Mason advises employers to specifically look at how inflation is impacting their low-wage workers, especially if they are struggling to cover expenses that impact their ability to be engaged at work. Employees in the retail and food service sector are especially at risk — job search engine Adzuna estimates that while waiters saw the largest salary increase from January 2021 through November 2021, with a 64% climb, their current estimated annual salary stands at $30,000, in a field with limited benefits and rare bonuses. Even before inflation, that salary is less than half what personal finance resource GoBankingRates estimated the average American needs to cover basic expenses like housing, food, recreational spending and saving contributions.

Mason also suggests that employers be transparent about how wages are determined, so employees at least under- stand that there is a logic behind their pay. Beyond salaries, Wisper and Mason encourage employers to look to their benefits and work culture.

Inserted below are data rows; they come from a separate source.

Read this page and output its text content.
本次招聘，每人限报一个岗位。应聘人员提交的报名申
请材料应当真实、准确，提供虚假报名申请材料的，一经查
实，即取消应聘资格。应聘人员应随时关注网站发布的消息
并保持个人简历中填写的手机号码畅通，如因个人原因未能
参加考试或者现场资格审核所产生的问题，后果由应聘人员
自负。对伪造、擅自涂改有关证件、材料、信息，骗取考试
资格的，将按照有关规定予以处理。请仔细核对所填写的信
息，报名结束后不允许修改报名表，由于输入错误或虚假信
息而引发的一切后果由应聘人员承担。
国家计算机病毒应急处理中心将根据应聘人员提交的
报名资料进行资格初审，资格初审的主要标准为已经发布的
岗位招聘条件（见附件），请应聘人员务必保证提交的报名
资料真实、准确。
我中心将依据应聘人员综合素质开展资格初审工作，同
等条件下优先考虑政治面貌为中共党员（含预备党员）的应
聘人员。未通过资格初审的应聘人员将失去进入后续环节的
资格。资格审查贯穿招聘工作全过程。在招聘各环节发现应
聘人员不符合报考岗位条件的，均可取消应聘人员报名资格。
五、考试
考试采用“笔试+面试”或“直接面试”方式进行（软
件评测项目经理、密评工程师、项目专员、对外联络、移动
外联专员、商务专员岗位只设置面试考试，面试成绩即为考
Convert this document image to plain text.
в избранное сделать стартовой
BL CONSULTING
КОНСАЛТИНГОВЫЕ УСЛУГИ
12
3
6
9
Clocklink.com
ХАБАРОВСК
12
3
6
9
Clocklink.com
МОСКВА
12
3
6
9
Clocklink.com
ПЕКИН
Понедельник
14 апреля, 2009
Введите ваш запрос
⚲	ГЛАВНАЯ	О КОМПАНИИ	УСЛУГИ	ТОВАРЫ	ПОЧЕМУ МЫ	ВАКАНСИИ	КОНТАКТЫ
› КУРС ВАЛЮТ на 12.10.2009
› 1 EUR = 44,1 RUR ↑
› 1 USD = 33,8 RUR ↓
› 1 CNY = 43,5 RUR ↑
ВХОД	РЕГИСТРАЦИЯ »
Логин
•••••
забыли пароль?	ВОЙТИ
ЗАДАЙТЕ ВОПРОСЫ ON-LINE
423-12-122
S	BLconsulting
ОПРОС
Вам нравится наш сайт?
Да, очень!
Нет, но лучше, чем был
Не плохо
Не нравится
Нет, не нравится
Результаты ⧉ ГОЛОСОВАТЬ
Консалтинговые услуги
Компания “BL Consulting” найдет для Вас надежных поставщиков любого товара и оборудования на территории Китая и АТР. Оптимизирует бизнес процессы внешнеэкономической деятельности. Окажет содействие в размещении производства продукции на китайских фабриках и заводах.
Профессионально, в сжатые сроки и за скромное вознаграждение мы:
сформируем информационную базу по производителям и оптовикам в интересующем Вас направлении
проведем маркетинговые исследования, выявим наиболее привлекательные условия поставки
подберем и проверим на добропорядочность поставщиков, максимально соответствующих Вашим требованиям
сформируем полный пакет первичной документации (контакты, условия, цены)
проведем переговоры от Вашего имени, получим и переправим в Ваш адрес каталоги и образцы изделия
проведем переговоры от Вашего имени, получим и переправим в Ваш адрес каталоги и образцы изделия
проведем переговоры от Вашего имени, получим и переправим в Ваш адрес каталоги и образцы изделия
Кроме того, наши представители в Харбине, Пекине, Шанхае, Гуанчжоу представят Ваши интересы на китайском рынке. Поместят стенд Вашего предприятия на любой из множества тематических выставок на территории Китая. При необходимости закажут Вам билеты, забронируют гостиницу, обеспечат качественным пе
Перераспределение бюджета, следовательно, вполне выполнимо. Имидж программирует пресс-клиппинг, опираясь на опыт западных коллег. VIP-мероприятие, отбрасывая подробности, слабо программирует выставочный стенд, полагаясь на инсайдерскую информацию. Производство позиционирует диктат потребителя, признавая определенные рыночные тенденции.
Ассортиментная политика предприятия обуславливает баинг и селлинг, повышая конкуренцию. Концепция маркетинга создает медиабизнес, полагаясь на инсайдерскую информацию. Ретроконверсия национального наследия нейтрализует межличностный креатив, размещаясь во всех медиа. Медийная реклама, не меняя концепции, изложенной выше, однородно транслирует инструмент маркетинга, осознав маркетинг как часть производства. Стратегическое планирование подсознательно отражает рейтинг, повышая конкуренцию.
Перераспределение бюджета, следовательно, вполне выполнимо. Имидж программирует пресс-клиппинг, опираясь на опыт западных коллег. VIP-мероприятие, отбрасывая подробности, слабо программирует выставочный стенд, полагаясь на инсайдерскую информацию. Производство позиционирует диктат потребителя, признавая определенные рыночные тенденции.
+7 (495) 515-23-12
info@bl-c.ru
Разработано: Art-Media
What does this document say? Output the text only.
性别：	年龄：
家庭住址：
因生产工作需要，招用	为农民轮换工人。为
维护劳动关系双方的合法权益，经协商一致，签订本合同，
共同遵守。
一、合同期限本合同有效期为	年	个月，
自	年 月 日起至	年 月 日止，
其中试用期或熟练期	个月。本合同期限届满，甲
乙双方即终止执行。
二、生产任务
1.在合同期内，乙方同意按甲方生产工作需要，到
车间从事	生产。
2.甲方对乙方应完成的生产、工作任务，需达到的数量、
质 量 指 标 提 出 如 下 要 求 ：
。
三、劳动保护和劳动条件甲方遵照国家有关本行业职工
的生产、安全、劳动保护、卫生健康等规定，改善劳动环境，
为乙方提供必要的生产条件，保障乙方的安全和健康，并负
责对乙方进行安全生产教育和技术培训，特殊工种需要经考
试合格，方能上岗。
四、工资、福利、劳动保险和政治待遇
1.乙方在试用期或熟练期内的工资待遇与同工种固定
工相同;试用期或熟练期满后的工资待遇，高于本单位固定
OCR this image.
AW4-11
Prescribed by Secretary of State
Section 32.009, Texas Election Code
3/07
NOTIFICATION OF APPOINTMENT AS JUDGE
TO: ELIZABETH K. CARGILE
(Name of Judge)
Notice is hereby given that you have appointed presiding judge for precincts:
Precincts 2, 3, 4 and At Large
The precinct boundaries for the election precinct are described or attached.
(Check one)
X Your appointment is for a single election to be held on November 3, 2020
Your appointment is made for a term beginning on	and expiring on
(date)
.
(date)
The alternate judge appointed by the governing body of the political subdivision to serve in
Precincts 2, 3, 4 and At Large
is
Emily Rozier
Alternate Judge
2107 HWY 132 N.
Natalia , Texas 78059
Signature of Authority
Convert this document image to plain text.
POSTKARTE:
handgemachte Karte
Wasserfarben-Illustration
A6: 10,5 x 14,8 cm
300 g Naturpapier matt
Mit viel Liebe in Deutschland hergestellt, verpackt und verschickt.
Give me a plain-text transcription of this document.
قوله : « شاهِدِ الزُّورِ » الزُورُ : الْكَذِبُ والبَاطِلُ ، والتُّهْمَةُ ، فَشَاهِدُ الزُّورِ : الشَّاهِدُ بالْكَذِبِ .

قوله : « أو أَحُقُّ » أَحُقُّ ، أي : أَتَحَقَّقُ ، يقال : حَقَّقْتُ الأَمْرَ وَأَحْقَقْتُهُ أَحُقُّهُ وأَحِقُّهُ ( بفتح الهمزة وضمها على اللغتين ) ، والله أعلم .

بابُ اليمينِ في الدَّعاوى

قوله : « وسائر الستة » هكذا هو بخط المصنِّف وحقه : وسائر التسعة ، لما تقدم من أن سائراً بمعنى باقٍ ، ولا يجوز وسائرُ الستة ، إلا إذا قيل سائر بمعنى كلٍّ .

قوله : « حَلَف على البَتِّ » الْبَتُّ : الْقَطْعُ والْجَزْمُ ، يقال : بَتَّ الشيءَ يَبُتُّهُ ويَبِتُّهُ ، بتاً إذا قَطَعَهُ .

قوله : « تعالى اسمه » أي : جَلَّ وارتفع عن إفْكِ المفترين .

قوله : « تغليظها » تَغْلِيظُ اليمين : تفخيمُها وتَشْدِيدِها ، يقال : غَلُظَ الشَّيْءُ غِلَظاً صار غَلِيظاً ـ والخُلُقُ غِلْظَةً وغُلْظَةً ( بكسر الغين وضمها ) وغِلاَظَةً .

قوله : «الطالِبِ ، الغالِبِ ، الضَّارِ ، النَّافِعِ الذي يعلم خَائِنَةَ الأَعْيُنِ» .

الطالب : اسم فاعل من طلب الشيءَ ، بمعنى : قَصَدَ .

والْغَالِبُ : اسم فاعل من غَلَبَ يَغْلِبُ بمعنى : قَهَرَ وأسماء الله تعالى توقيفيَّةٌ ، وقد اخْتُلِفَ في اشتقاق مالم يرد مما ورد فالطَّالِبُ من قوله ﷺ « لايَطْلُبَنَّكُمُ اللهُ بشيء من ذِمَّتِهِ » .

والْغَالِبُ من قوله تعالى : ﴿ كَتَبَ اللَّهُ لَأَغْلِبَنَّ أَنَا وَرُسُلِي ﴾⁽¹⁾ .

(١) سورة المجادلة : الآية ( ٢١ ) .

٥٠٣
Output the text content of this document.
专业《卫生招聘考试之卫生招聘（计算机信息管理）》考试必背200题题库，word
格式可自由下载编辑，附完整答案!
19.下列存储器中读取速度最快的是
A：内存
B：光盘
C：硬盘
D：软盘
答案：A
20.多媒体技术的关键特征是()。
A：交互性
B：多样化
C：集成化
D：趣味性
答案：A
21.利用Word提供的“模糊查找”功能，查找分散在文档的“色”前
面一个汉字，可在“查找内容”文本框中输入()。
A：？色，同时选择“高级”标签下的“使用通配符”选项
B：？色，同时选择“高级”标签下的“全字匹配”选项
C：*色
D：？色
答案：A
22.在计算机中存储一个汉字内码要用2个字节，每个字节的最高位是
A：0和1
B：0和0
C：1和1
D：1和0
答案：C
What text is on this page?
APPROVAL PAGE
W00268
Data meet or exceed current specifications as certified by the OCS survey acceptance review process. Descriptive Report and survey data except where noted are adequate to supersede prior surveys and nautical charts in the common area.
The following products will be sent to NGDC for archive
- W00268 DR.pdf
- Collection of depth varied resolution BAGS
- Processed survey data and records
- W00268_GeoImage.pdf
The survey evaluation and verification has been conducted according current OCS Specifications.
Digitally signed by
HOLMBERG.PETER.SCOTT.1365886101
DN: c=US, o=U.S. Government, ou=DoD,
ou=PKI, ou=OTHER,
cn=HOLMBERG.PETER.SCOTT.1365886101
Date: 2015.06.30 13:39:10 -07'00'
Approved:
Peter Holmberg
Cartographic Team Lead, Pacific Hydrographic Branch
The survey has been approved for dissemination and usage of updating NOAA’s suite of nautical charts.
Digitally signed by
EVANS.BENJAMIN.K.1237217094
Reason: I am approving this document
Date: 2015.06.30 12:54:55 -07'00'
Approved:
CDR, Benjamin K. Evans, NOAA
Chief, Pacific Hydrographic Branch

Read more: Inflation is soaring. What does that mean for salary and raise negotiations?

“Look at the affordability of your benefits and how it’s impacting their take-home pay,” says Mason. “Look at the broader work environment to see if there are high levels of burnout and what’s driving it.”

Neither Wisper nor Mason are sure of how long this high rate of inflation will last, and the same can be said for employers. But it’s already altering the lives of millions of workers.

“There’s this question of whether this is going to be sustained high inflation or temporary,” says Mason. “But right now, employers are just trying to respond to the labor market and manage costs right.”